Mitt Romney Campaigns With Bob Murray, Coal Baron And Climate-Change Denier

Mitt Romney Campaigns With Lightening Rod Coal Baron

Mitt Romney teamed up with controversial coal magnate Bob Murray for a fundraiser Thursday in the same Wheeling, WVa., hotel where Murray last fall hosted a similar event for Texas Gov. Rick Perry's failed presidential bid.

Murray, CEO of Murray Energy, the nation's largest independent, family-owned coal producer, is an outspoken climate-change denier who captured national attention in 2007, following a collapse at his company's Crandall Canyon mine in Utah that killed six miners and three rescue workers. Murray Energy's history of unsafe practices has resulted in hundreds of citations and millions in fines.

Final reports on the Crandall Canyon collapse cited unsafe practices. Murray blamed an earthquake. The government investigation also singled out Murray's "volatile behavior" during daily briefings for family members of trapped miners, where he "frequently became very irate and would start yelling," sometimes making young children cry, according to the Associated Press.

Big coal's defensiveness was on display for Romney donors Thursday night, when Murray, a major donor to Republican political campaigns, was given the most coveted role at any fundraiser -- introducing the candidate.

Murray said that "jobs and family livelihoods are being destroyed as [President Barack Obama] appeases his radical environmentalist friends, the unionists, the liberal elitists on the 'left' coasts and in New England, [the] Hollywood characters and his other constituencies."

"If I can’t sell you coal and keep it going, you’re all gone, and you know that," Murray told the crowd of approximately 680 guests. "That’s why you’re here tonight.”

Romney gave his standard stump speech, surprising given the strong pro-coal crowd. He varied only a little from the speech he gave the night before to a sophisticated crowd of 250 in Northern Virginia. There, Romney was introduced by Virginia Gov. Bob McDonnell, who called for more oil and gas drilling off Virginia's coast without the name-calling.
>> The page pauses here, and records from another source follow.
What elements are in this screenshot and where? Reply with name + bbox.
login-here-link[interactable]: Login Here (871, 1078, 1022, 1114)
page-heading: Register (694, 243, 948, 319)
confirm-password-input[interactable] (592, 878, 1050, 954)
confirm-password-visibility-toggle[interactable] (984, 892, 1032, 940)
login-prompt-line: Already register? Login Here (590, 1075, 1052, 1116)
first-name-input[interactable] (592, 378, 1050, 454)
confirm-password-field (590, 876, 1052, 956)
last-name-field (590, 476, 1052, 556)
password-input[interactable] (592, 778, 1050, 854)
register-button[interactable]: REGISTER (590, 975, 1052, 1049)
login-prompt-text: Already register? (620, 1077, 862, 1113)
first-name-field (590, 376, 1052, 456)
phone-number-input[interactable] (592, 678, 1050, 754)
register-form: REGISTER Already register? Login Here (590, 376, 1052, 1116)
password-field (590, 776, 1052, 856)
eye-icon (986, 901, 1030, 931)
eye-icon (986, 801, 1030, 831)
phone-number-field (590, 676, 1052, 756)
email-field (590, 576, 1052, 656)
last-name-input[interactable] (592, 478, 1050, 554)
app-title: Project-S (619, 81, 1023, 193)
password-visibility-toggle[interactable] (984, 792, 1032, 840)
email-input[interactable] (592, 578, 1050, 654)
Romney's standard schtik about Obama's energy policy begins by questioning the president's stated support for domestic energy exploration. “I finally figured it out," Romney goes on to say. Obama "is for all the sources of energy that come from above the ground, which means wind and solar. I like all above the ground and below the ground, and we’ll develop those resources to get America free of our dependence on foreign energy.”

For global-warming deniers like Murray, Romney's inconsistent positions on climate change are tough to swallow. So is Romney's reluctance to attack scientists, or to boost the far-right's contention that man-made climate change is a liberal hoax.

Guests paid $2,500 per person, and drank wine from plastic cups, according to a pool report. The event closed with a group prayer.